Meine Liebe, entlasse Juan noch nicht. Ich habe ihn angewiesen, zu bleiben, während Du mein Schreiben liest. Dafür hatte ich meine Gründe.
Hole sofort Bedienstete und Knechte, die ihm den Zuber bereiten sollen. Danke ihm für seine treuen Dienste, aber bestehe darauf, dass er ein Bad genießt. Scherze, wenn nötig, über den Zustand seiner Kleider, und die Gerüche seiner Reise. Lass ihn nicht zu den Unterkünften, oder gar in die Stadt. Ich flehe Dich an – und erkläre es Dir später! Bitte!
Du sollst wissen, dass der einzige Grund, warum wir hier in den Bergen von der Pest verschont geblieben sind, ein noch viel größeres Grauen ist. Dort oben in den entlegenen Bergdörfern geht ein Fluch um, der älter ist als die Menschheit selbst.
Adolpho, Juan und ich sind diesem Fluch auf die Spur gekommen, und haben versucht, ihn zu bekämpfen. Ihm den Garaus zu machen.
Ob wir erfolgreich waren, wird sich morgen bei Einbruch der Dämmerung zeigen. Aber wenn Du diese Zeilen liest, wisse, dass ich meinen Einsatz bereits mit dem Leben bezahlt habe. Denn ansonsten würde ich Dir längst in den Armen liegen und unverwandt Deine süßen Lippen küssen.
Aber ich bereue nichts. Was wir getan haben, musste getan werden, und Du weißt - es konnte niemand außer uns tun.

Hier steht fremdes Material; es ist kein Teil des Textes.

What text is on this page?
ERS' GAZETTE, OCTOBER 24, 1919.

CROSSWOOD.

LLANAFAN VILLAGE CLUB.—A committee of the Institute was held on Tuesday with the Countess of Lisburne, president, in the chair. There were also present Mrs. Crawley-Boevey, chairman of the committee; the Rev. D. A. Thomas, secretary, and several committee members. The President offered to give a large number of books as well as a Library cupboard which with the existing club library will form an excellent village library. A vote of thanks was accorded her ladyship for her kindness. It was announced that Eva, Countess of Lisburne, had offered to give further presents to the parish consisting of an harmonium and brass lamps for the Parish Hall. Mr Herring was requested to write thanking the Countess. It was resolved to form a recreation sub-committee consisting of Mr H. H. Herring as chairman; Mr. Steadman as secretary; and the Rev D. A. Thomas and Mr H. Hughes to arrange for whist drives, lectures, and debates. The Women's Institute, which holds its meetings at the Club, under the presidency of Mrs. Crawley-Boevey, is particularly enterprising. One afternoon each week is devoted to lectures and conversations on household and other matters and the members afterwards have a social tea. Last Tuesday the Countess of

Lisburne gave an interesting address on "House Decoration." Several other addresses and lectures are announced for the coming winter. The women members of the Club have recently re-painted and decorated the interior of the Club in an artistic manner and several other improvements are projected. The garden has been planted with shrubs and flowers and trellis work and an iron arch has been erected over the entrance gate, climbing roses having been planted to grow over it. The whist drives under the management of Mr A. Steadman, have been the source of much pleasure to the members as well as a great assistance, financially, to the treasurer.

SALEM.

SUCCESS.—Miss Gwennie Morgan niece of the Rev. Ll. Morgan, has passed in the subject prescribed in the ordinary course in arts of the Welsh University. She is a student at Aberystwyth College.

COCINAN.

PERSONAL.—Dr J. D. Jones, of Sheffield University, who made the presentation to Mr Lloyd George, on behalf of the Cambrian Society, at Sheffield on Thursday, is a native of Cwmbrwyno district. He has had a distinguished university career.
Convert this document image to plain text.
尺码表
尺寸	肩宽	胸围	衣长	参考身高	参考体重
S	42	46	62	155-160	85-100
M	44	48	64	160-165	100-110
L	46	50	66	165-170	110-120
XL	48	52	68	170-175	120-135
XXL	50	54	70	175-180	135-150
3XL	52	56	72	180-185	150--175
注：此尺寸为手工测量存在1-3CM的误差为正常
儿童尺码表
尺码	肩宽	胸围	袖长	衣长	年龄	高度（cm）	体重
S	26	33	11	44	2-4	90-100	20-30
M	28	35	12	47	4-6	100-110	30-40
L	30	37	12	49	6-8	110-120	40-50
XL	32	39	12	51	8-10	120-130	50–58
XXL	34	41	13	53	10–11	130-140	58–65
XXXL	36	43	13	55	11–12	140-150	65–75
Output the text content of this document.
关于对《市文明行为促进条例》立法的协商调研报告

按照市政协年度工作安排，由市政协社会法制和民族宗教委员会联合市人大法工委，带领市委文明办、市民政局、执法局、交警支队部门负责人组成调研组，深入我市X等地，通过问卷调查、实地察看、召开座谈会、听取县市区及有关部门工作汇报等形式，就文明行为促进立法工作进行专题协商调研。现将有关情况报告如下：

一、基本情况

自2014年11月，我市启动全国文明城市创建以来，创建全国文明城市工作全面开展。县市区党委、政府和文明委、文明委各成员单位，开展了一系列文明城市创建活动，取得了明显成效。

Die Zweifel treiben mich um, beißen mir in die Seele. Ich sitze hier, und kenne noch nicht den Ausgang unseres Unternehmens. Ob wir wirklich erfolgreich sein werden. Falls dies der Fall ist, wirst Du diese Zeilen niemals lesen. Ich werde den Brief frohen Herzens vernichten, und mich jetzt gerade in Deiner zärtlichen Umarmung befinden. Aber ich kann nicht sicher sein, dass dies wirklich der Fall ist.
Darum dieser Brief – wenn unsere Expedition eine Wendung zum Schlimmsten genommen hat, musst Du, liebste Quintana, vollenden, was wir nicht geschafft haben. Damit mein Tod nicht umsonst war.
Bitte lass nicht Trauer Deinen Blick trüben, Schwärze Deine Seele befallen. Quintana, ich brauche Dich, im Tod vielleicht mehr als im Leben. Finde die Stärke, die ich immer so bewundert und geliebt habe, finde sie tief in Dir, um das, worum ich Dich bitte, zu tun.
Wenn Juan sich im Zuber befindet, geh’ zu ihm. Ich weiß, dass sich das nicht schickt: Sende die Knechte und Mägde fort. Es ist wichtig, dass Du mit ihm alleine bist.
Sag ihm, Du seiest aufgelöst, außer Dir. Vielleicht musst Du ihm nicht einmal etwas vorspielen. Wasche ihn, und höre zu, was er Dir erzählt.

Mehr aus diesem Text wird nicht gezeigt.